Title Image

escuela suiza de barcelona, suficiencia e innovación para la descarbonización de la ciudad

Con una estructura mixta de grandes luces y baja huella de carbono, que combina hormigón, acero y madera, y permite crear un aulario suspendido sobre un apilamiento de espacios exteriores semienterrados, el proyecto de la Escuela Suiza de Barcelona responde a la necesidad de incrementar la superficie exterior, en una localización que había agotado su capacidad de crecimiento urbanístico.

 

Potenciar lo construido y multiplicar su capacidad funcional

Guiado por los principios que definen nuestro trabajo a la hora de intervenir en la ciudad existente, –de potenciar lo construido, multiplicar la capacidad funcional y reducir el impacto ambiental–, el proyecto nace de la necesidad de ampliar el espacio funcional de una Escuela que ya había agotado su edificabilidad. Un lugar donde, con el objetivo de concentrar en el campus toda la actividad deportiva y de recreo del centro, y frente a la imposibilidad de seguir creciendo de forma convencional, planteamos un ejercicio de esponjamiento, en el que el espacio exterior tiene lugar bajo tierra, en superficie y sobre los edificios. De esta forma se logra que, tanto los espacios deportivos y las áreas de recreo, como los pequeños jardines y lugares de encuentro, queden integrados en el edificio, como parte de un único sistema espacial.

 

Un aulario colgante sobre espacios semiexteriores apilados

La intervención reordena las preexistencias, a través de un gran espacio deportivo bajo rasante y otro de dimensiones similares sobre él, con un edificio de aulas suspendido, que a su vez integra nuevos espacios exteriores en cubierta a distintos niveles.

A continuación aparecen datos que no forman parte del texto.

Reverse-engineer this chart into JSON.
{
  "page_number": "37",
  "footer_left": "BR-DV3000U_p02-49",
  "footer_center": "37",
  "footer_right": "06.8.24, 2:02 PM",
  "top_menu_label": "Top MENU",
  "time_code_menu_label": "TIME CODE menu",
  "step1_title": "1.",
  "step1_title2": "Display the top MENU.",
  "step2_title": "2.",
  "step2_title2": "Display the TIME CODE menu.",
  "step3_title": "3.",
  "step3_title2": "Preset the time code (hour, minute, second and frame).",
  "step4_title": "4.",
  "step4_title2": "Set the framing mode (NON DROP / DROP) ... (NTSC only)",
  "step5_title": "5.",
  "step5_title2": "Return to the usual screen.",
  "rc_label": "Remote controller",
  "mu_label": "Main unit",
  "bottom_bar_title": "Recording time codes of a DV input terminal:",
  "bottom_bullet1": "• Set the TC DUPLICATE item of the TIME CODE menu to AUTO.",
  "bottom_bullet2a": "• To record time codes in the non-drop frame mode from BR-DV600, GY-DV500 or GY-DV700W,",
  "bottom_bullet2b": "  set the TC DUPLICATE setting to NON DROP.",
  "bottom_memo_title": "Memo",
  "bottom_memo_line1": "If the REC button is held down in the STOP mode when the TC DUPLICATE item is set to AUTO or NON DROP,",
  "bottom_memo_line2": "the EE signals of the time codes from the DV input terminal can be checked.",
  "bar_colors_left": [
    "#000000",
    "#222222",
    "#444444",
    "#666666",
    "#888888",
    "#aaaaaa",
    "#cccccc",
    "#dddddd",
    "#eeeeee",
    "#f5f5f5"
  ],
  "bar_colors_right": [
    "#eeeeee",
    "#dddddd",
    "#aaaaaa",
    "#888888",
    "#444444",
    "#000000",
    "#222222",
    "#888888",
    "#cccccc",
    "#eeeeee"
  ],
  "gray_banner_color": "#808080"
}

Un ‘apilamiento’ de espacios semiexteriores a medio camino entre un campus y un edificio único, que tras la intervención devendrá en un conjunto formado por tres edificios de épocas distintas, articulados por un sistema común de circulaciones que los atraviesa y organiza,

 

Estructura mixta de grandes luces

Para hacer realidad nuestra propuesta, hemos diseñado una estructura mixta de grandes luces, apoyada en dos torres situadas en los extremos de la parcela y de la cuelga un pabellón construido con madera, que permite liberar una gran cantidad de espacio bajo él. El sistema estructural combina los principales materiales con capacidad mecánica: el hormigón resuelve la contención del terreno y las grandes compresiones; el acero permite salvar las grandes luces; y la madera aporta ligereza a a la estructura suspendida, reduce las emisiones de CO2 y mejora la calidad ambiental interior.

 

Reducción del impacto ambiental

El diseño contempla una estructura colgada de madera laminada y forjados mixtos de tablero CLT, que disminuye notablemente el carbono embebido por su propio carbono biogénico; además de una reducción de la cantidad de acero en el conjunto por su ligereza, y el uso de un 100% de hormigón ECOpact de Holcim, que emplea materiales alternativos, energía renovable y árido reciclado en la producción del cemento, para reducir, entre un 25-30%, sus emisiones de CO2 en fases A1-A3, comparado con hormigones convencionales. Además, se incorpora una envolvente de alta eficiencia y sistemas de confort basados en energías renovables producidas en la propia parcela, con capacidad para descarbonizar, tanto el nuevo edificio, como parte de las construcciones ya existentes.

 

El nuevo lenguaje del carbono

La Escuela Suiza de Barcelona resume nuestra manera de entender la transformación de la ciudad existente, a través de más espacio útil, más intensidad de uso y menos impacto ambiental, mediante la innovación arquitectónica, estructural y constructiva. El uso de hormigón ECOpact, junto con la optimización estructural derivada del uso de la madera, conducen a una reducción del carbono embebido global de un 45% respecto de soluciones iniciales sin objetivos de descarbonización; y, si consideramos criterios de suficiencia que deberán incluirse al hablar de carbono en el futuro, esta intervención incrementa notablemente el número de horas de actividad en el emplazamiento, mejorando la amortización del carbono ya embebido en el complejo y la infraestructura de la ciudad.

Estamos ante un nuevo lenguaje del carbono, que cambiará el modo en que diseñamos y construimos los edificios, y donde la fórmula del impacto global no se podrá confiar sólo al diseño ni a los materiales sino que tendrá que tener en cuenta aspectos de suficiencia y mayor intensidad funcional del carbono ya embebido. Es decir, de lo ya construido.